Jun 22, 2010 22:31 GMT  ·  By

It's customary for videogame industry watchers to spend the days after the E3 trade show every year and argue about what hardware maker and what publisher “won” the event. It's hard to define what winning actually means but it's more linked to how the crowd reacted to the various surprises showed off by Nintendo, Sony, Microsoft, Activision, Electronic Arts, Konami, Ubisoft and other put out. It's a very subjective exercise, which can be thoroughly discredited further down the line when technologies that looked great in a controlled environment flop and when games fail to make launch dates.

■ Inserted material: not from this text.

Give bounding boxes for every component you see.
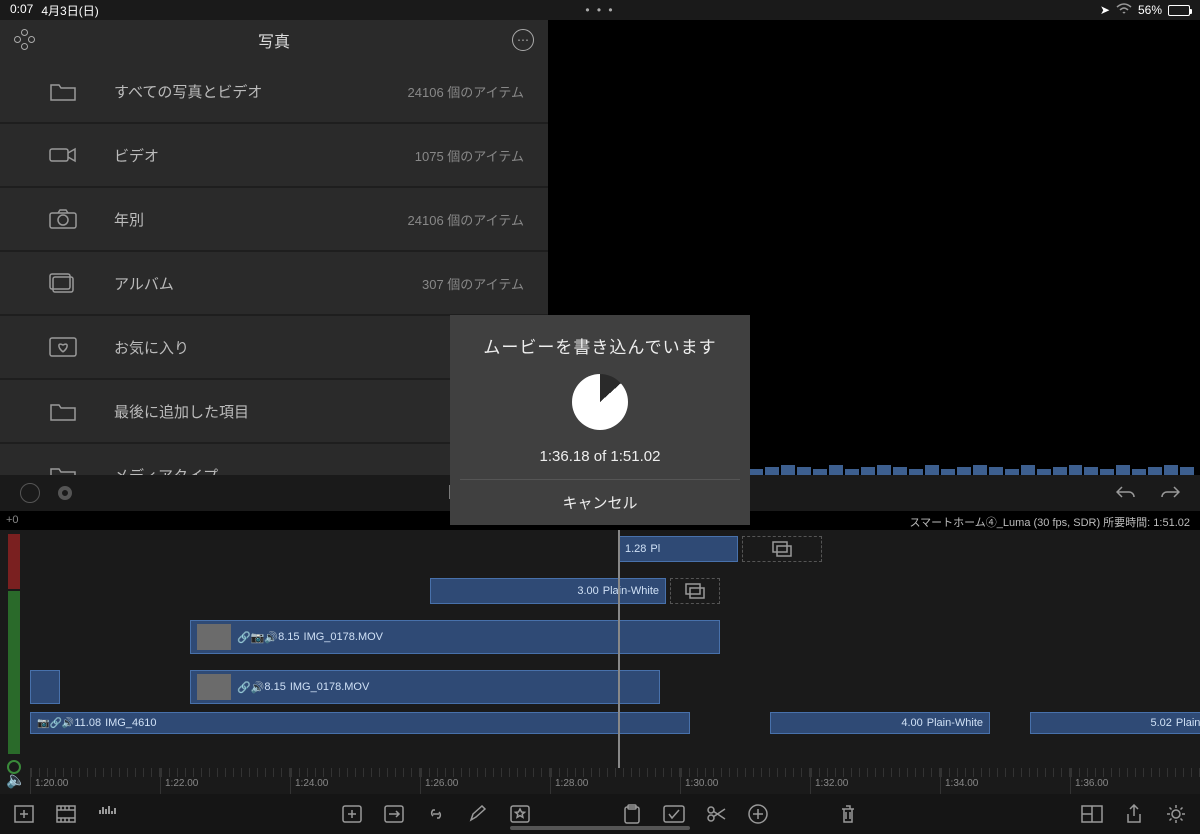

This year's E3 was dominated by motion tracking and by three-dimensional gaming. Microsoft focused on Kinect, the peripheral previously known as Project Natal, set to be launched in November with a line up of family-friendly titles like Kinectimals. The company is trying to extend its appeal to more casual gamers, as it has been doing for the least year or so, betting that Kinect, which does not require a handheld controller, will be more interesting than the now old Nintendo Wii. Microsoft is not talking about 3D yet and the presence of core audience titles like Gears of War 3 and Halo: Reach was pretty muted.

Meanwhile, Sony seems to be moving more towards the hardcore audience. It has its own motion tracking system, called PlayStation Move, but is also pushing hard on the three-dimension front, making the PS3 the first home console to fully support it. SOCOM 4 is set to support Move, while Killzone 3 will be three-dimension enabled, meaning that Sony could capture those gamers who are not satisfied with the more casual focus of other companies.

Nintendo is pushing hard to keep the Wii attractive by outing titles featuring Zelda, Shamus and Mario, its big characters, but it seems the focus is on the handheld market, where the first looks at the Nintendo 3DS revealed a device that manages to deliver on the promise of glasses-free 3D.

There's no clear winner for E3, although Nintendo succeeded in building the most hype for its new handheld. The true winners are gamers who will soon have more options than ever to get that ever elusive “fun” element out of videogames.